I have one of my Fly services running a health checker on all my other fly services. This evening starting at about 10:51pm it starting getting a bunch of 599s and I got paged. These are multiple separate and mostly independent services. Though they do share some code.
At the same time, from what I can tell, a mostly identical health checker outside of Fly (Digital Ocean) was not getting 599s. And also updown.io reported no outages / 599s during this period on these endpoints.
Is there anything I should take away from this? / Can I help debug? Thanks!
Edit: originally I thought the issue stopped at 11:10pm, but it appears to still be an issue as of now (11:26 pacific)
The plot thickens! The health checker basically has a list of URLs where it will get / or post on some frequency based on a configuration.
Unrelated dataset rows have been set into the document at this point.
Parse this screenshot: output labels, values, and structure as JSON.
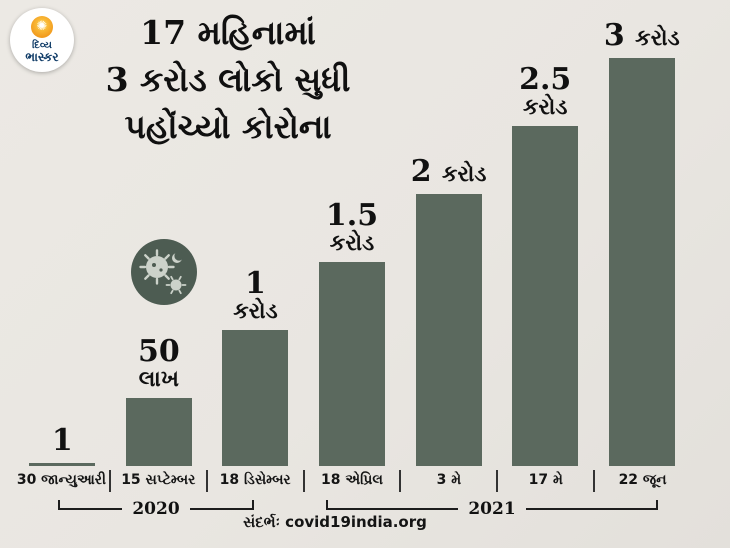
{
  "brand": {
    "name_line1": "દિવ્ય",
    "name_line2": "ભાસ્કર"
  },
  "title": {
    "line1": "17 મહિનામાં",
    "line2": "3 કરોડ લોકો સુધી",
    "line3": "પહોંચ્યો કોરોના"
  },
  "chart_data": {
    "type": "bar",
    "title": "17 મહિનામાં 3 કરોડ લોકો સુધી પહોંચ્યો કોરોના",
    "categories": [
      "30 જાન્યુઆરી",
      "15 સપ્ટેમ્બર",
      "18 ડિસેમ્બર",
      "18 એપ્રિલ",
      "3 મે",
      "17 મે",
      "22 જૂન"
    ],
    "values_crore": [
      0,
      0.5,
      1,
      1.5,
      2,
      2.5,
      3
    ],
    "value_labels": [
      [
        "1"
      ],
      [
        "50",
        "લાખ"
      ],
      [
        "1",
        "કરોડ"
      ],
      [
        "1.5 કરોડ"
      ],
      [
        "2 કરોડ"
      ],
      [
        "2.5",
        "કરોડ"
      ],
      [
        "3 કરોડ"
      ]
    ],
    "bar_color": "#5b695e",
    "ylim": [
      0,
      3
    ],
    "grid": false,
    "legend_position": "none",
    "year_groups": [
      {
        "label": "2020",
        "categories": [
          "30 જાન્યુઆરી",
          "15 સપ્ટેમ્બર",
          "18 ડિસેમ્બર"
        ]
      },
      {
        "label": "2021",
        "categories": [
          "18 એપ્રિલ",
          "3 મે",
          "17 મે",
          "22 જૂન"
        ]
      }
    ]
  },
  "source": "સંદર્ભઃ covid19india.org",
  "icons": {
    "sun_icon": "✺",
    "virus_icon": "virus"
  }
}
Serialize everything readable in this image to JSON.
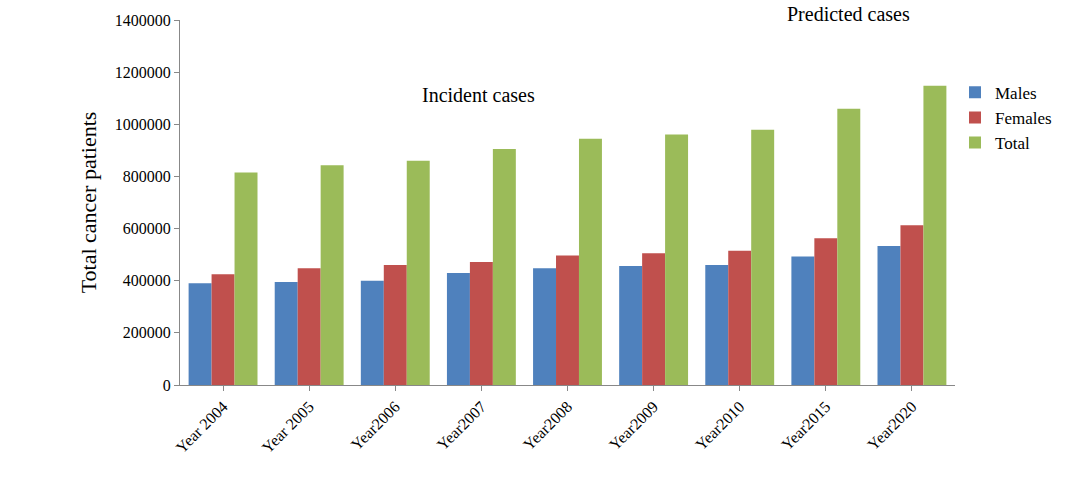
{
  "chart_data": {
    "type": "bar",
    "y_label": "Total cancer patients",
    "annotations": [
      "Incident cases",
      "Predicted cases"
    ],
    "categories": [
      "Year 2004",
      "Year 2005",
      "Year2006",
      "Year2007",
      "Year2008",
      "Year2009",
      "Year2010",
      "Year2015",
      "Year2020"
    ],
    "series": [
      {
        "name": "Males",
        "color": "#4F81BD",
        "values": [
          390000,
          395000,
          400000,
          430000,
          448000,
          456000,
          460000,
          493000,
          533000
        ]
      },
      {
        "name": "Females",
        "color": "#C0504D",
        "values": [
          425000,
          448000,
          460000,
          472000,
          497000,
          505000,
          515000,
          563000,
          613000
        ]
      },
      {
        "name": "Total",
        "color": "#9BBB59",
        "values": [
          815000,
          843000,
          860000,
          905000,
          945000,
          961000,
          979000,
          1060000,
          1148000
        ]
      }
    ],
    "ylim": [
      0,
      1400000
    ],
    "yticks": [
      0,
      200000,
      400000,
      600000,
      800000,
      1000000,
      1200000,
      1400000
    ],
    "grid": false,
    "legend": "right"
  }
}
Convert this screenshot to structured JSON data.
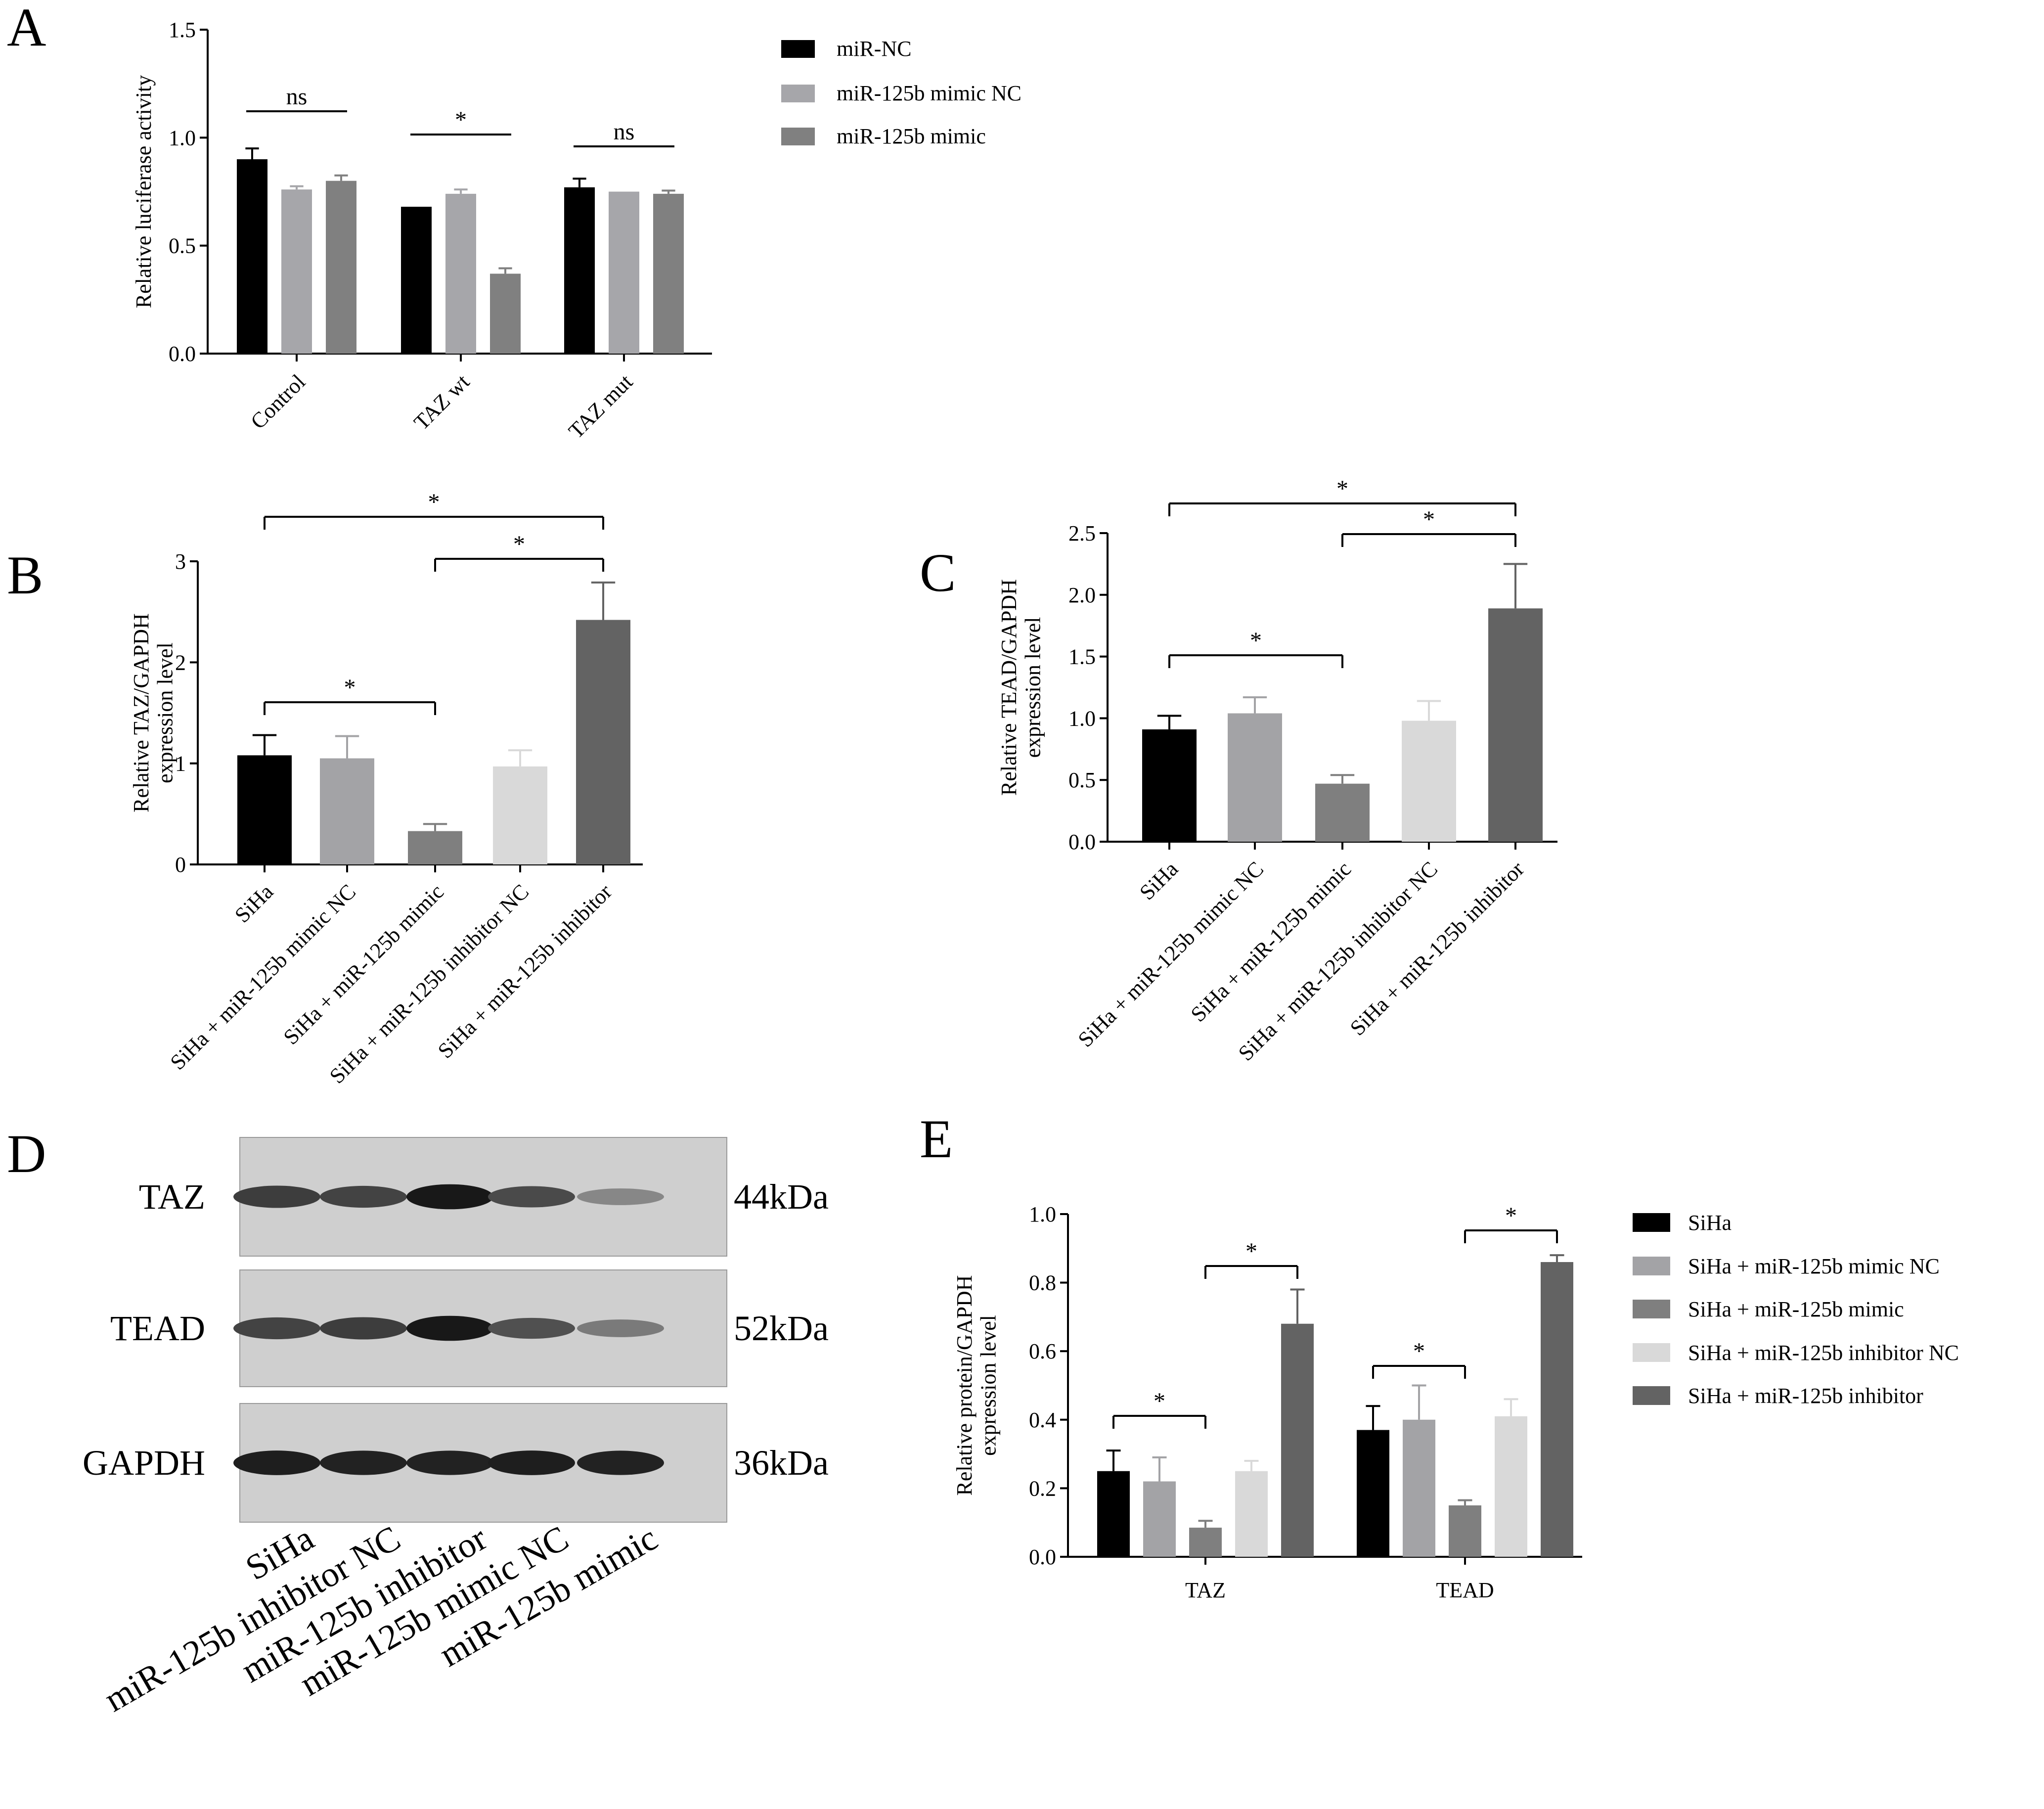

If it gets 200s, then all is well obviously. When it gets any 400s 500s it’ll page me.
The servers are running Python / Tornado. And upon looking a bit at the logs, it looks like perhaps the 599 is reported by the tornado networking library on the HealthCheck server after a timeout and isn’t explicitly returned by Fly. This is the error I’m seeing: “tornado.simple_httpclient.HTTPTimeoutError: Timeout during request”
My interpretation right now is there’s some sort of networking issue that is causing timeouts. I’ll also look into there being an application error on my end, though the simultaneity of these breaking and un-breaking suggests that may not be the cause.
Okay so there is a theoretical issue where too many simultaneous outgoing http requests could cause queueing of requests and then 599s with tornado. And this would be more likely to happen on Fly then my other systems because of the constrained instance size I picked. That said, the load on the instance seemed really low, so this doesn’t seem particularly likely.
I’ve upped the simultaneous connection limit and re-deployed. Given that this issue only affected Fly health checks, didn’t affect my other health checks, and didn’t affect the health of my system overall, I’d be fine running this for a few days and reporting back. I do still suspect it’s not an issue on my end, but I’m also fine waiting a bit on the investigation because of the low impact at present.
Have you seen anything weird in the last few days? When things hit connection limits (internal to the VM), it doesn’t always correlate to extra memory or CPU usage. It’s one of those things you end up needing internal metrics to really nail down if it happens over and over.